The Gilded Flicker is closely associated with the Sonoran Desert ecosystem in the southwestern United States, Baja California, and the Pacific slope of northwestern Mexico. The species occurs in highest densities where there are dense stands of saguaro (Carnegiea gigantea), and often builds its nest in saguaro or Mexican giant cardon (Pachycereus pringlei) cacti. It sometimes nests in riparian forest and wooded dry washes (Corman and Wise-Gervais 2005), where it may excavate nests in deciduous trees.

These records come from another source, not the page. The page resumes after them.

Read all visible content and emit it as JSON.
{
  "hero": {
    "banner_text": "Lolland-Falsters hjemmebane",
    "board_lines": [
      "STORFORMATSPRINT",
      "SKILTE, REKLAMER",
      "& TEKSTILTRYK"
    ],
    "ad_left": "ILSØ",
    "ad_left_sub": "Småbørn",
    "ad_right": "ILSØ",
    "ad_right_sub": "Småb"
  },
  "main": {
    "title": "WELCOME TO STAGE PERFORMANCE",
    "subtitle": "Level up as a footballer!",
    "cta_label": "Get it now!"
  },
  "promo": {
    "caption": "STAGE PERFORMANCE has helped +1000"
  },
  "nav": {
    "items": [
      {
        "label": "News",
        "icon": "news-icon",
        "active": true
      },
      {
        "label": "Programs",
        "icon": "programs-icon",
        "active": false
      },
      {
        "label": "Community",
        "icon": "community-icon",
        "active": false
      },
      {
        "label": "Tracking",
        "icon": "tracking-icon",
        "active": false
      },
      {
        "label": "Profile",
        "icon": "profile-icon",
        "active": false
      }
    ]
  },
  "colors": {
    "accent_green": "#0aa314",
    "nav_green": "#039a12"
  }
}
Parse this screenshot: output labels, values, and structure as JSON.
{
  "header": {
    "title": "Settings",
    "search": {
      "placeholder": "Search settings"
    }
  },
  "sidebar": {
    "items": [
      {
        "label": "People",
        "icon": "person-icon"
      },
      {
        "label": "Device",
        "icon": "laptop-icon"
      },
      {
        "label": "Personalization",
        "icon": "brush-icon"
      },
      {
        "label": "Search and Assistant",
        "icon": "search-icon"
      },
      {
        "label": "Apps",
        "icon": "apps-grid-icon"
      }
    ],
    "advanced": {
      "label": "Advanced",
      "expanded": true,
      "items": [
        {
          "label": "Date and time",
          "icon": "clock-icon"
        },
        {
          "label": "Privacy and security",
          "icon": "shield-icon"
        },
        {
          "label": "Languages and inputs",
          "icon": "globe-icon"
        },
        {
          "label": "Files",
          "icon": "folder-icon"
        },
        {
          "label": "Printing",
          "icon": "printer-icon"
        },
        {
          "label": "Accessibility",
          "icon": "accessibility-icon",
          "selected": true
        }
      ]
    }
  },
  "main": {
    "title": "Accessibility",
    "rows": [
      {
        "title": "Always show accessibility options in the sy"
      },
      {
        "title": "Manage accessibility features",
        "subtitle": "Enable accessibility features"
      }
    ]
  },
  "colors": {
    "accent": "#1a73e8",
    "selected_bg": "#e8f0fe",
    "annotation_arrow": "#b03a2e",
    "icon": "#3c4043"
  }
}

The Gilded Flicker is very similar in appearance to the Northern Flicker (Colaptes auratus), and combines characteristics of both the "Yellow-shafted" and "Red-shafted" forms of the latter species. The ventral surface of the wings and tail and shafts of flight feathers are bright yellow (similar to "Yellow-shafted" Flicker), with a gray face and red malar stripe (similar to "Red-shafted" Flicker). Relative to the geographically close "Red-shafted" Flicker, the Gilded Flicker differs in having webs of the remiges and rectrices yellow (i.e., yellow-shafted). The Gilded Flicker also differs in its smaller size, rustier crown, narrower dorsal barring, paler dorsum, rounder breast patch, and wider black tip to the underside of the tail (see Kaufman 1979).
The Gilded Flicker forms a superspecies with the Northern Flicker complex and is often considered conspecific with it. The two species were lumped for many years, but on the basis of limited interbreeding, habitat divergence, and differences in life history, the Gilded Flicker was split from the complex (American Ornithologists' Union 1995). Nonetheless, it may be that the Northern Flicker as currently comprised is paraphyletic with respect to the Gilded Flicker, in that the auratus group (Yellow-shafted Flicker) of the Northern Flicker complex may be phylogenetically closer to the Gilded Flicker than it is to the cafer group (Red-shafted Flicker) of the Northern Flicker complex (Dufort 2016).
Although the Gilded Flicker is similar in multiple respects to the Northern Flicker, the natural history of the species is poorly known. Given that the Gilded Flicker population within the United States is reported to have declined by an estimated 54% between 1970 and 2014 (Rosenberg et al. 2016), additional information on breeding, behavior, and general ecology is much needed.